Les résultats sont là : L’IA en première ligne de la régulation de la publicité pour l’alcool
L’Autorité britannique des normes publicitaires (ASA) a publié les résultats de son dernier essai, qui a utilisé l’intelligence artificielle (IA) pour évaluer la conformité des publicités liées à l’alcool avec les règles en vigueur. Cet essai marque le déploiement à la plus grande échelle de la surveillance assistée par IA, soulignant l’engagement de l’ASA envers l’innovation, avec l’IA décrite comme une partie essentielle de l’outil réglementaire de l’organisation.
En déployant des modèles de langage de grande taille (« l’agent IA ») pour analyser le contenu en fonction d’une section complète du code CAP, l’ASA a pu identifier des violations potentielles avant même que des plaintes publiques ne soient reçues. Cela permet à l’ASA de rester agile et de garder le rythme en tant que régulateur dans un domaine où le contenu généré par IA est devenu une réalité.
L’essai de l’ASA : Résultats clés
L’agent IA a analysé le texte et les images de près de 6 000 publicités en ligne payantes au Royaume-Uni, en quelques minutes, contre la section 18 du code CAP. Pour permettre à l’agent IA de faire ces évaluations, il avait reçu des directives contextuelles antérieures, y compris des exemples illustratifs tirés de décisions précédentes de l’ASA concernant l’alcool. Les produits alcoolisés et sans alcool (moins de 0,5 %) ont été évalués séparément en raison des sous-sections applicables différentes du code CAP.

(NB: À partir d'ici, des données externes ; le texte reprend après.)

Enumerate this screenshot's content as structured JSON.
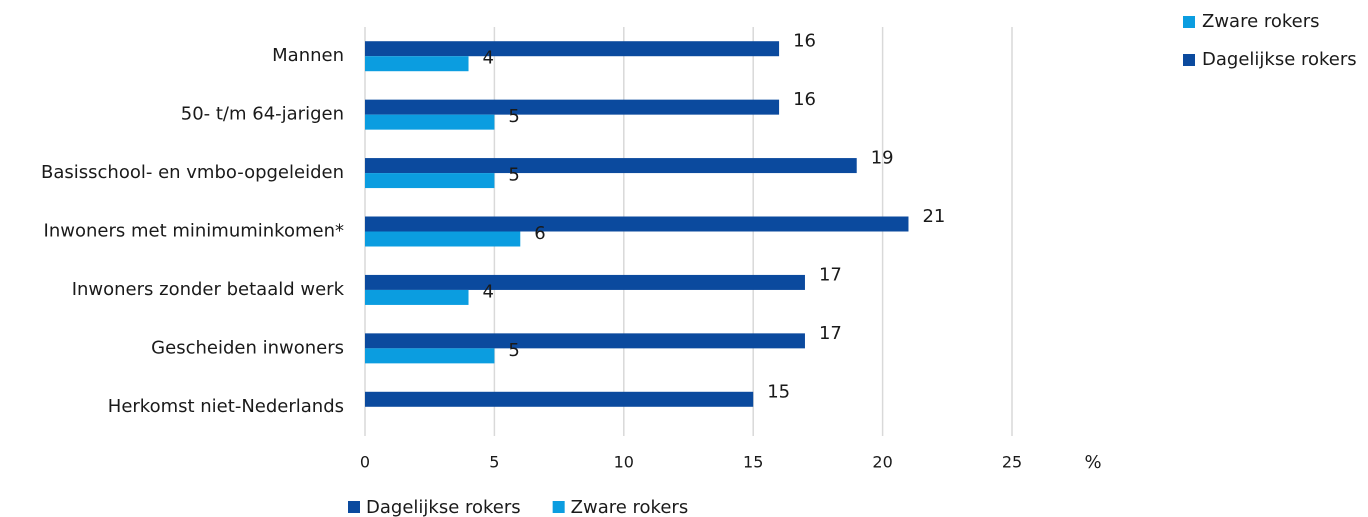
{
  "chart_data": {
    "type": "bar",
    "orientation": "horizontal",
    "categories": [
      "Mannen",
      "50- t/m 64-jarigen",
      "Basisschool- en vmbo-opgeleiden",
      "Inwoners met minimuminkomen*",
      "Inwoners zonder betaald werk",
      "Gescheiden inwoners",
      "Herkomst niet-Nederlands"
    ],
    "series": [
      {
        "name": "Dagelijkse rokers",
        "color": "#0b4a9e",
        "values": [
          16,
          16,
          19,
          21,
          17,
          17,
          15
        ]
      },
      {
        "name": "Zware rokers",
        "color": "#0b9de0",
        "values": [
          4,
          5,
          5,
          6,
          4,
          5,
          null
        ]
      }
    ],
    "x_label": "%",
    "xlim": [
      0,
      25
    ],
    "xticks": [
      0,
      5,
      10,
      15,
      20,
      25
    ],
    "grid": true
  }
}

Tous les contenus potentiellement non conformes identifiés par l’agent IA ont été signalés pour un examen expert par l’ASA. Cette méthode hybride combine la rapidité et l’échelle inhérentes à l’IA avec le raisonnement contextuel nuancé que fournit le jugement humain.
Principales conclusions :
- La conformité globale de la publicité pour l’alcool était élevée : 96 % des publicités examinées étaient jugées susceptibles de respecter le code CAP.
- Les alternatives sans alcool avaient une conformité inférieure : 48 % des publicités examinées ont été évaluées comme ayant des problèmes de conformité potentiels.
- Des faux positifs étaient présents : 40 % des publicités signalées comme problématiques par l’agent IA contenaient effectivement des violations possibles après examen par des experts de l’ASA.
- Des faux négatifs étaient également présents (taux de rappel) : l’agent IA a pu signaler 65 % du contenu avec des problèmes potentiels.
Il est à noter que l’agent IA a identifié des publicités non conformes n’ayant pas généré de plaintes publiques, soulignant ainsi sa large portée. L’absence ou l’ambiguïté des informations sur le taux d’alcool par volume (ABV) était le problème prédominant parmi les publicités sans alcool. La règle 18.19 du Code exige que les communications marketing pour les alternatives à l’alcool incluent une déclaration bien visible de leurs niveaux d’ABV.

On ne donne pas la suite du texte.